Mx: Incomplete information regarding distant metastasis.
M0: No distant spread.
M1: Distant spread is present.

Stage Grouping
Once a patient's T, N, and M involvement has been determined, this information is combined in a process called stage grouping to determine the stage, expressed in Roman numerals from stage I (the least advanced stage) to stage IV (the most advanced stage). The following table illustrates how TNM categories are grouped together into stages.
Stage 0: Tis, N0, M0
Stage I: T1, N0, M0 T2, N0, M0
Stage II: T3, N0, M0T4, N0, M0
Stage III: Any T, N1, M0 Any T, N2, M0
Stage IV: Any T, Any N, M1

A Simplified staging for carcinoma of colon and rectum (Duke's Classification).
Stage 0: The cancer is in the earliest stage. Only the Inner layer (mucosa) of the colon or rectum is involved. This stage is also known as carcinoma in situ.
Stage I: The cancer has grown through the mucosa and the next layer, the muscularis mucosae, and into the submucosa. It may also have grown into the muscularis propria, but it has not spread outside the wall itself into nearby tissue.
Stage II: The cancer has grown through the wall of the colon or rectum through the muscularis propria into nearby tissues.
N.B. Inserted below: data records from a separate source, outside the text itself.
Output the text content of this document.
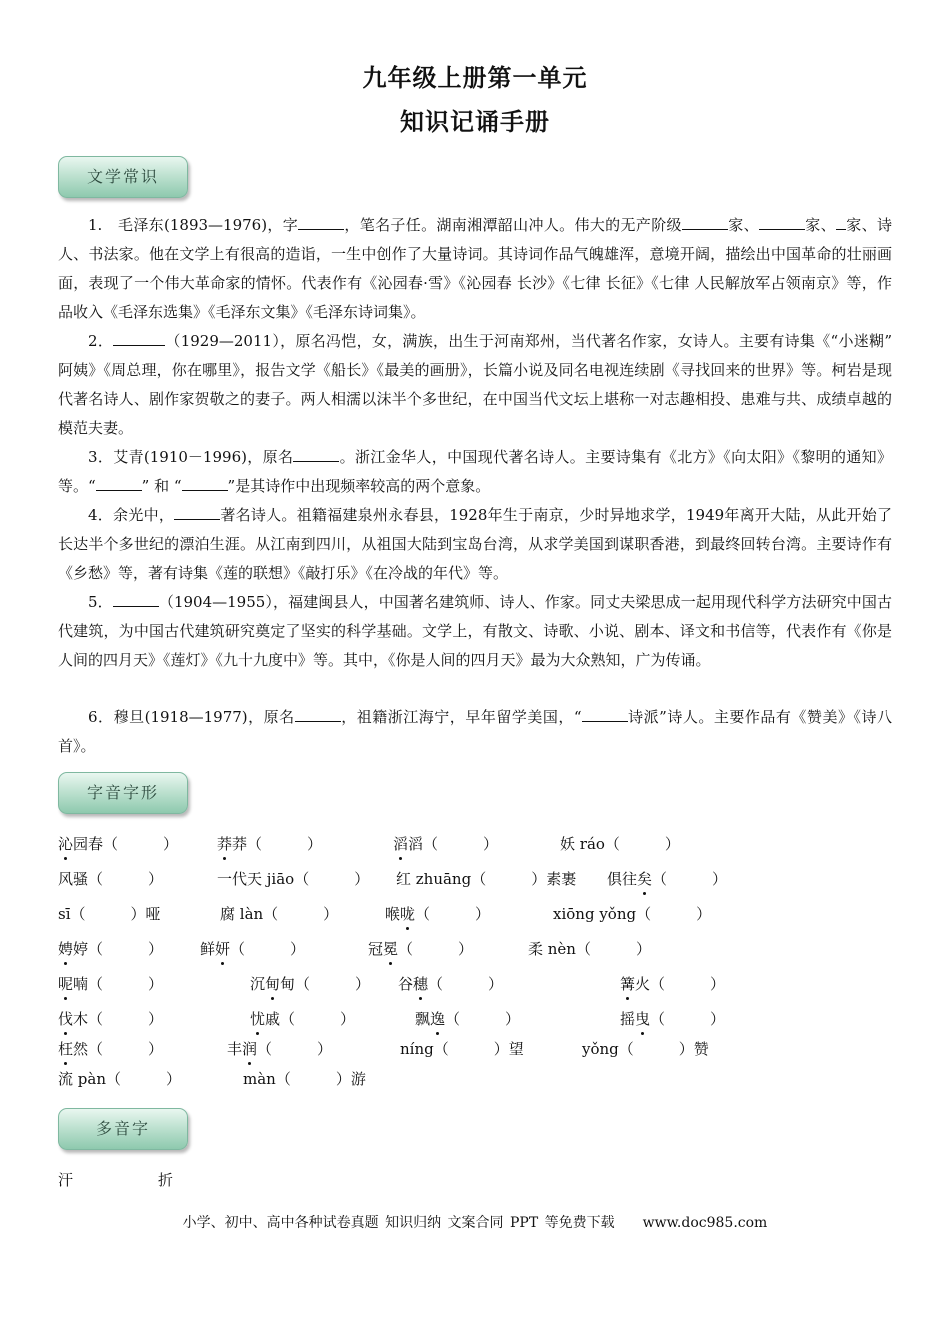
九年级上册第一单元
知识记诵手册
文学常识

1.　毛泽东(1893—1976)，字	，笔名子任。湖南湘潭韶山冲人。伟大的无产阶级	家、	家、 家、诗人、书法家。他在文学上有很高的造诣，一生中创作了大量诗词。其诗词作品气魄雄浑，意境开阔，描绘出中国革命的壮丽画面，表现了一个伟大革命家的情怀。代表作有《沁园春·雪》《沁园春 长沙》《七律 长征》《七律 人民解放军占领南京》等，作品收入《毛泽东选集》《毛泽东文集》《毛泽东诗词集》。

2．	（1929—2011），原名冯恺，女，满族，出生于河南郑州，当代著名作家，女诗人。主要有诗集《“小迷糊” 阿姨》《周总理，你在哪里》，报告文学《船长》《最美的画册》，长篇小说及同名电视连续剧《寻找回来的世界》等。柯岩是现代著名诗人、剧作家贺敬之的妻子。两人相濡以沫半个多世纪，在中国当代文坛上堪称一对志趣相投、患难与共、成绩卓越的模范夫妻。

3．艾青(1910－1996)，原名	。浙江金华人，中国现代著名诗人。主要诗集有《北方》《向太阳》《黎明的通知》 等。“	” 和 “	”是其诗作中出现频率较高的两个意象。

4．余光中，	著名诗人。祖籍福建泉州永春县，1928年生于南京，少时异地求学，1949年离开大陆，从此开始了长达半个多世纪的漂泊生涯。从江南到四川，从祖国大陆到宝岛台湾，从求学美国到谋职香港，到最终回转台湾。主要诗作有《乡愁》等，著有诗集《莲的联想》《敲打乐》《在冷战的年代》等。

5．	（1904—1955），福建闽县人，中国著名建筑师、诗人、作家。同丈夫梁思成一起用现代科学方法研究中国古代建筑，为中国古代建筑研究奠定了坚实的科学基础。文学上，有散文、诗歌、小说、剧本、译文和书信等，代表作有《你是人间的四月天》《莲灯》《九十九度中》等。其中，《你是人间的四月天》最为大众熟知，广为传诵。

6．穆旦(1918—1977)，原名	，祖籍浙江海宁，早年留学美国，“	诗派”诗人。主要作品有《赞美》《诗八首》。

字音字形
沁园春（　　　）	莽莽（　　　）	滔滔（　　　）	妖 ráo（　　　）
风骚（　　　）	一代天 jiāo（　　　） 红 zhuāng（　　　）素裹 俱往矣（　　　）
sī（　　　）哑	腐 làn（　　　）	喉咙（　　　）	xiōng yǒng（　　　）
娉婷（　　　） 鲜妍（　　　）	冠冕（　　　）	柔 nèn（　　　）
呢喃（　　　）	沉甸甸（　　　） 谷穗（　　　）	篝火（　　　）
伐木（　　　）	忧戚（　　　）	飘逸（　　　）	摇曳（　　　）
枉然（　　　）	丰润（　　　）	níng（　　　）望	yǒng（　　　）赞
流 pàn（　　　）	màn（　　　）游
多音字
汗	折
小学、初中、高中各种试卷真题 知识归纳 文案合同 PPT 等免费下载　　www.doc985.com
It has not yet spread to the nearby lymph nodes.
Stage III: The cancer has spread to nearby lymph nodes but it has not spread to other parts of the body.
Stage IV: Here the cancer has spread to distant organs such as the liver, lung, peritoneum or ovary.
Treatment: Most of the patients with carcinoma of colon are treated with surgical removal of the cancer and a large segment of affected colon and lymph nodes. Right sided colonic growths are treated with right hemicolectomy , transverse colon growths with transverse colectomy and left colonic growths with left hemicolectomy. Sigmoid colectomy alone may be sufficient for growths from sigmoid colon. Rectal cancers are dealt with according to the location of the cancer. Anterior resection, abdomino perineal resection, Hartman's procedure are all options for carcinoma of rectum. Most often a permanent or temporary colostomy is necessary. For obstructing growths a temporary colostomy may be done to tide over the crisis and a definitive surgery is performed later. For inoperable obstructing carcinomas a colostomy is done to make the patient more comfortable and palliative chemotherapy with 5 fluro uracil is given. Very late stages of carcinoma colon with liver metastasis are treated with injection of chemotherapy agents directly into the hepatic artery. Levamisole is given as empirical treatment to boost host immunity. All these measures improve quality of life but do not prolong it.